Third-quarter sales in the nation’s largest restaurant chain increased 4.6% from the same period a year ago, the company reported, citing strong drive-through, delivery and digital ordering and payments. The average check size increased, but the number of people eating in the company’s restaurants fell in a year-to-year comparison.

The company boosted its dividend 3% to $1.29 a share, or $5.16 annually. McDonald’s said it spent $200 million worldwide, including $100 million in the U.S., on marketing.

Other chains are trying to adapt to survive.

In a research report, New York investment bank Goldman Sachs said Cheesecake Factory may be able to operate at about 55% capacity, and the installation of Plexiglass barriers may push capacity to about 60%.

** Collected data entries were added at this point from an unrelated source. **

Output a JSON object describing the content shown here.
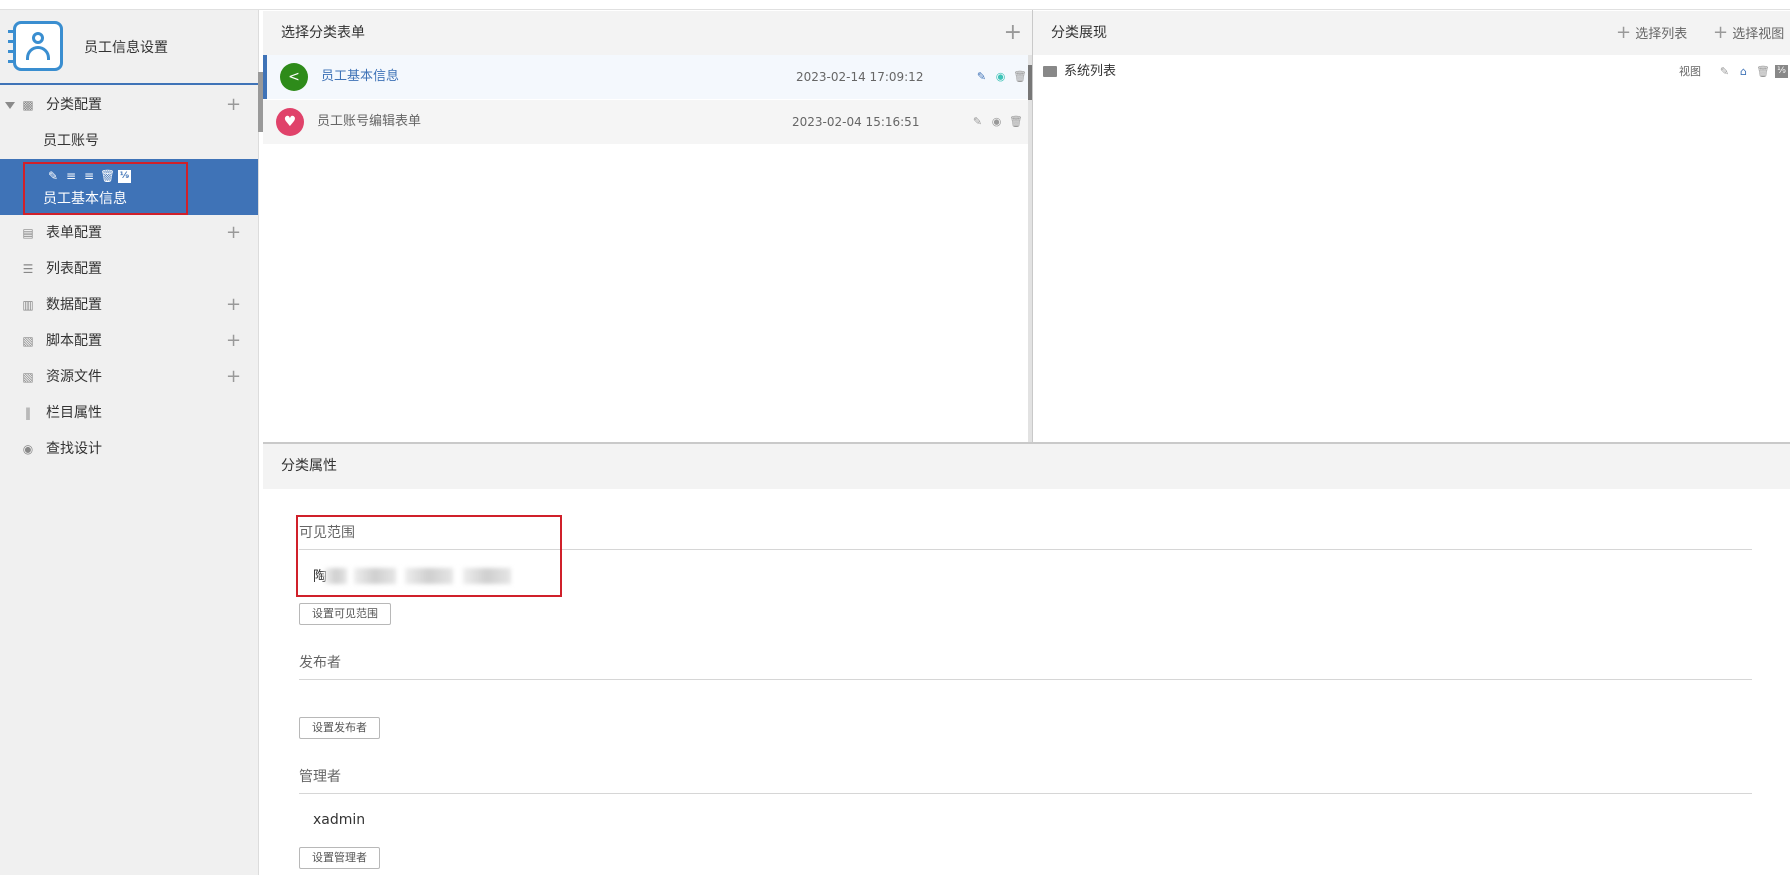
{
  "app": {
    "title": "员工信息设置"
  },
  "sidebar": {
    "items": [
      {
        "label": "分类配置",
        "icon": "category-icon",
        "has_add": true,
        "expanded": true
      },
      {
        "label": "表单配置",
        "icon": "form-icon",
        "has_add": true
      },
      {
        "label": "列表配置",
        "icon": "list-icon",
        "has_add": false
      },
      {
        "label": "数据配置",
        "icon": "chart-icon",
        "has_add": true
      },
      {
        "label": "脚本配置",
        "icon": "script-icon",
        "has_add": true
      },
      {
        "label": "资源文件",
        "icon": "resource-icon",
        "has_add": true
      },
      {
        "label": "栏目属性",
        "icon": "sliders-icon",
        "has_add": false
      },
      {
        "label": "查找设计",
        "icon": "binoculars-icon",
        "has_add": false
      }
    ],
    "sub_items": [
      {
        "label": "员工账号"
      },
      {
        "label": "员工基本信息",
        "selected": true
      }
    ],
    "selected_badge": "⅑"
  },
  "forms_panel": {
    "title": "选择分类表单",
    "rows": [
      {
        "name": "员工基本信息",
        "date": "2023-02-14 17:09:12",
        "avatar_color": "#2e8b1a",
        "name_color": "#3f73b7",
        "selected": true
      },
      {
        "name": "员工账号编辑表单",
        "date": "2023-02-04 15:16:51",
        "avatar_color": "#e0426a",
        "name_color": "#666",
        "selected": false
      }
    ]
  },
  "display_panel": {
    "title": "分类展现",
    "select_list_label": "选择列表",
    "select_view_label": "选择视图",
    "rows": [
      {
        "name": "系统列表",
        "view_label": "视图"
      }
    ]
  },
  "properties": {
    "title": "分类属性",
    "visible_range": {
      "label": "可见范围",
      "value_prefix": "陶",
      "button": "设置可见范围"
    },
    "publisher": {
      "label": "发布者",
      "button": "设置发布者"
    },
    "manager": {
      "label": "管理者",
      "value": "xadmin",
      "button": "设置管理者"
    }
  },
  "colors": {
    "accent": "#3f73b7",
    "highlight_box": "#d0202a"
  }
}
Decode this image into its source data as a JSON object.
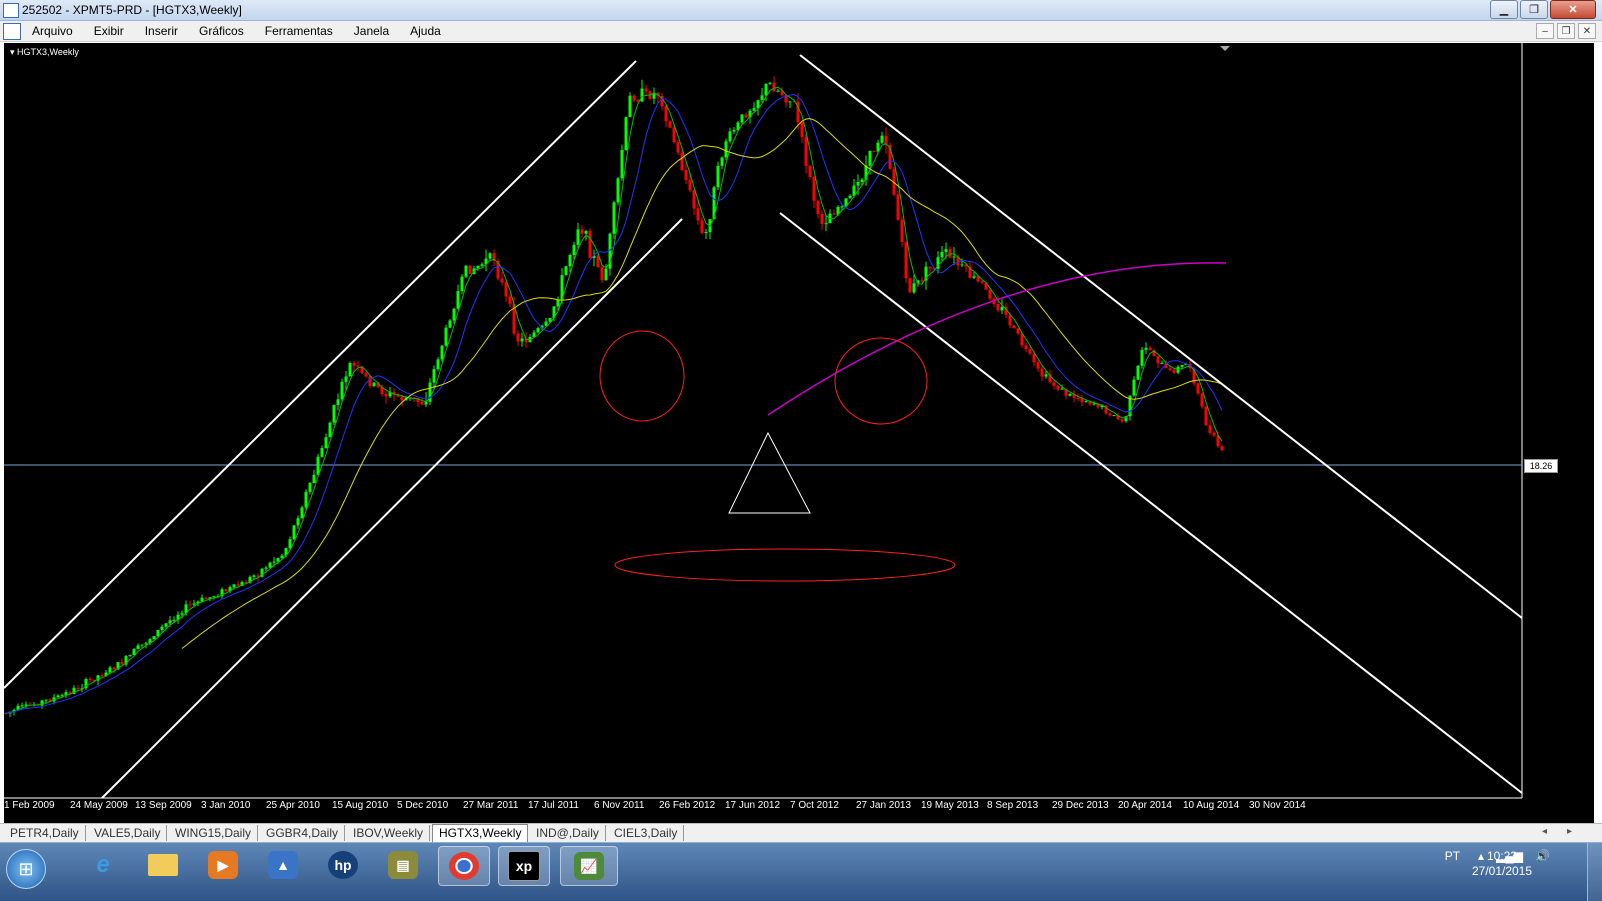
{
  "window": {
    "title": "252502 - XPMT5-PRD - [HGTX3,Weekly]"
  },
  "menu": [
    "Arquivo",
    "Exibir",
    "Inserir",
    "Gráficos",
    "Ferramentas",
    "Janela",
    "Ajuda"
  ],
  "chart": {
    "label": "HGTX3,Weekly",
    "current_price": "18.26",
    "x_ticks": [
      "1 Feb 2009",
      "24 May 2009",
      "13 Sep 2009",
      "3 Jan 2010",
      "25 Apr 2010",
      "15 Aug 2010",
      "5 Dec 2010",
      "27 Mar 2011",
      "17 Jul 2011",
      "6 Nov 2011",
      "26 Feb 2012",
      "17 Jun 2012",
      "7 Oct 2012",
      "27 Jan 2013",
      "19 May 2013",
      "8 Sep 2013",
      "29 Dec 2013",
      "20 Apr 2014",
      "10 Aug 2014",
      "30 Nov 2014"
    ],
    "colors": {
      "bull": "#00ff00",
      "bear": "#ff0000",
      "ma_fast": "#00c000",
      "ma_mid": "#2233ff",
      "ma_slow": "#dddd00",
      "arc": "#cc00cc",
      "drawing": "#ffffff",
      "face": "#ff2020"
    }
  },
  "tabs": [
    "PETR4,Daily",
    "VALE5,Daily",
    "WING15,Daily",
    "GGBR4,Daily",
    "IBOV,Weekly",
    "HGTX3,Weekly",
    "IND@,Daily",
    "CIEL3,Daily"
  ],
  "active_tab": "HGTX3,Weekly",
  "taskbar": {
    "apps": [
      "internet-explorer",
      "file-explorer",
      "media-player",
      "network-app",
      "hp-app",
      "archive-app",
      "chrome",
      "xp-investimentos",
      "metatrader"
    ],
    "language": "PT",
    "time": "10:23",
    "date": "27/01/2015"
  }
}
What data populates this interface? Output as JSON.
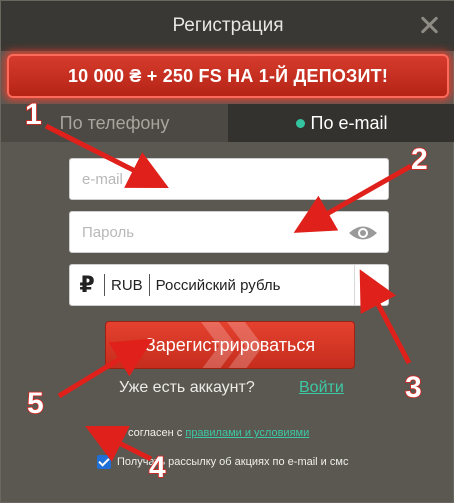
{
  "header": {
    "title": "Регистрация"
  },
  "promo": {
    "text": "10 000 ₴ + 250 FS НА 1-Й ДЕПОЗИТ!"
  },
  "tabs": [
    {
      "label": "По телефону",
      "active": false
    },
    {
      "label": "По e-mail",
      "active": true
    }
  ],
  "form": {
    "email_placeholder": "e-mail",
    "password_placeholder": "Пароль",
    "currency": {
      "symbol": "₽",
      "code": "RUB",
      "name": "Российский рубль"
    },
    "submit_label": "Зарегистрироваться"
  },
  "login": {
    "question": "Уже есть аккаунт?",
    "link": "Войти"
  },
  "agreements": [
    {
      "prefix": "Я согласен с ",
      "link": "правилами и условиями",
      "checked": true
    },
    {
      "text": "Получать рассылку об акциях по e-mail и смс",
      "checked": true
    }
  ],
  "annotations": [
    "1",
    "2",
    "3",
    "4",
    "5"
  ],
  "colors": {
    "accent_green": "#35c4a0",
    "button_red": "#d8382a",
    "checkbox_blue": "#1f6fd6",
    "arrow_red": "#e0201a"
  },
  "icons": {
    "close": "close-icon",
    "eye": "eye-icon",
    "dropdown": "chevron-down-icon"
  }
}
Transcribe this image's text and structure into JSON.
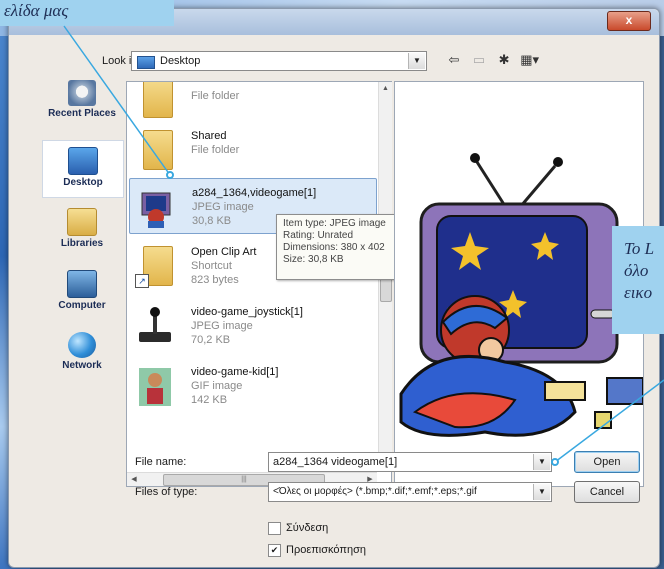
{
  "window": {
    "close_glyph": "x"
  },
  "lookin": {
    "label": "Look in:",
    "value": "Desktop"
  },
  "places": [
    {
      "label": "Recent Places"
    },
    {
      "label": "Desktop"
    },
    {
      "label": "Libraries"
    },
    {
      "label": "Computer"
    },
    {
      "label": "Network"
    }
  ],
  "files": [
    {
      "name": "",
      "type": "File folder",
      "size": ""
    },
    {
      "name": "Shared",
      "type": "File folder",
      "size": ""
    },
    {
      "name": "a284_1364,videogame[1]",
      "type": "JPEG image",
      "size": "30,8 KB"
    },
    {
      "name": "Open Clip Art",
      "type": "Shortcut",
      "size": "823 bytes"
    },
    {
      "name": "video-game_joystick[1]",
      "type": "JPEG image",
      "size": "70,2 KB"
    },
    {
      "name": "video-game-kid[1]",
      "type": "GIF image",
      "size": "142 KB"
    }
  ],
  "tooltip": {
    "item_type": "Item type: JPEG image",
    "rating": "Rating: Unrated",
    "dimensions": "Dimensions: 380 x 402",
    "size": "Size: 30,8 KB"
  },
  "filename": {
    "label": "File name:",
    "value": "a284_1364 videogame[1]"
  },
  "filetype": {
    "label": "Files of type:",
    "value": "<Όλες οι μορφές> (*.bmp;*.dif;*.emf;*.eps;*.gif"
  },
  "buttons": {
    "open": "Open",
    "cancel": "Cancel"
  },
  "options": {
    "link": {
      "label": "Σύνδεση",
      "checked": false
    },
    "preview": {
      "label": "Προεπισκόπηση",
      "checked": true
    }
  },
  "callouts": {
    "top": "ελίδα μας",
    "right_line1": "Το L",
    "right_line2": "όλο",
    "right_line3": "εικο"
  },
  "colors": {
    "callout": "#9fd2ef",
    "accent_line": "#39a8e0",
    "selection": "#dbe9f8"
  }
}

Inspire Brands, a restaurant company backed by Roark Capital, agreed to purchase Dunkin for $106.50 a share, or about $11.3 billion including debt, in what may be part of continuing roll-ups in the industry. The deal would be the fifth major restaurant company acquired by the private equity firm in the last few years. Previously, Inspire Brands acquired Arby’s Buffalo Wild Wings, Sonic and Jimmy John’s.

Goldman Sachs raised its price target, or estimate of fair value, on Dunkin to $93 a share from $73 citing increased online ordering, new grab-and-go snacks and a $4 million aid to help urban franchises operating under strict social distancing limits.

“The entrepreneurial spirit is still there, but the operating environment is severely constrained,” the National Restaurant Association’s Riehle told Newsweek. “Operators are still trying to adapt to a new environment and there will be no quick rebound.”